The post hoc analysis evaluated time to disease activity (a composite end point defined by confirmed clinical relapse, 12-week sustained disability progression, or new unique lesions [new T1 gadolinium-enhancing lesions or new/relapsed T2 lesions]). For the study, eligible patients were stratified according to baseline Kurtzke Expanded Disability Status Scale (EDSS) score (≤3.5 vs >3.5), and were randomized in a 1:1:1 ratio to receive once-daily teriflunomide 7 mg (n=366), teriflunomide 14 mg (n=359), or placebo (n=363), and treated for approximately 2 years.
Compared with study populations in recent large trials of investigational DMTs, patients in the TEMSO study had slightly higher levels of disease activity, as measured by number of relapses before study entry, baseline EDSS score, and MRI measures. The mean EDSS score was similar among all 3 treatment arms (2.67 for 14-mg teriflunomide and 2.68 for both 7-mg teriflunomide and placebo). Also similar was the mean number of relapses in the previous 2 years (2.2 for the 14-mg teriflunomide and placebo groups and 2.3 for the 7-mg teriflunomide group).

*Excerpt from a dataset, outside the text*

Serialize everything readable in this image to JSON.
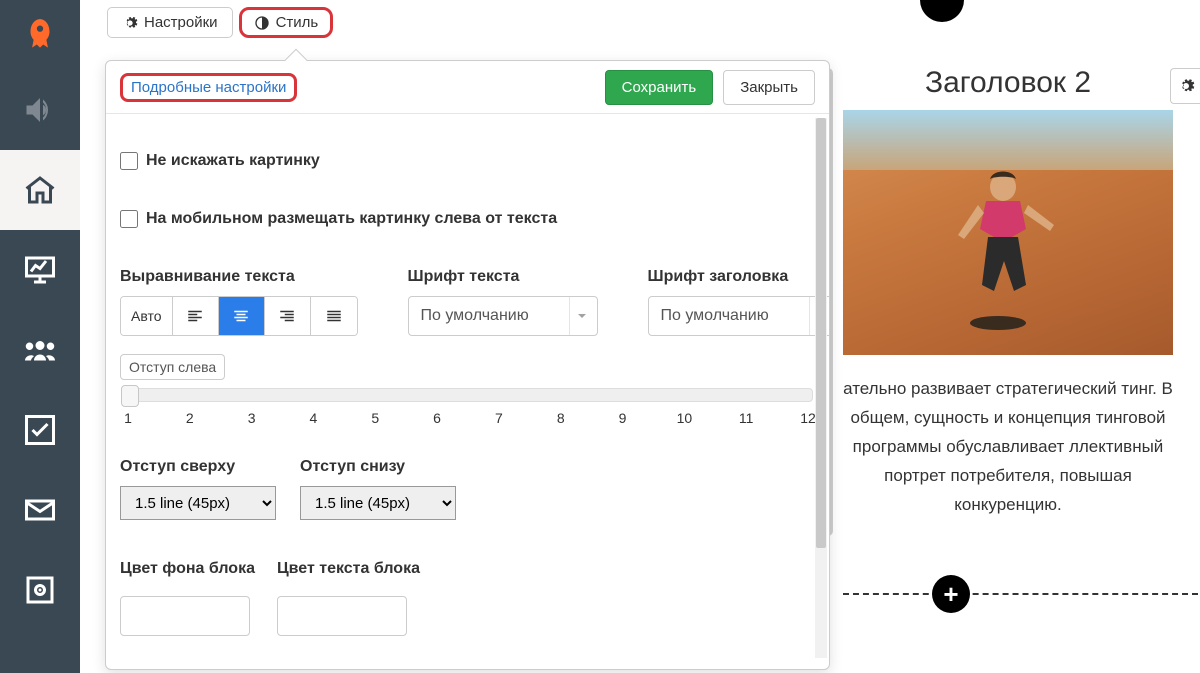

After 108 weeks of treatment, a greater number of patients receiving teriflunomide 7 mg and 14 mg compared with those receiving placebo remained disease-activity free (67 [18.4%], 82 [22.9%], and 52 [14.3%], respectively). Both teriflunomide doses increased the chances of being disease-activity free, compared with placebo (P=.0002 and P=.0293 for 14-mg and 7-mg teriflunomide, respectively). Hazard ratios were 0.726 (95% confidence interval [CI], 0.617-0.855) for 14-mg teriflunomide and 0.834 (95% CI, 0.711-0.978) for 7-mg teriflunomide versus placebo.
There was a dose-dependent effect of teriflunomide on the composite end point of disease activity (clinical relapse, disability progression, and new unique active lesions) in patients treated for 108 weeks. The 14-mg and 7-mg teriflunomide treatment arms had higher proportions of relapse-free patients, compared with placebo (60.6%, 57.8%, and 49.3%, respectively).—Eileen Koutnik-Fotopoulos
This study was supported by sanofi-aventis.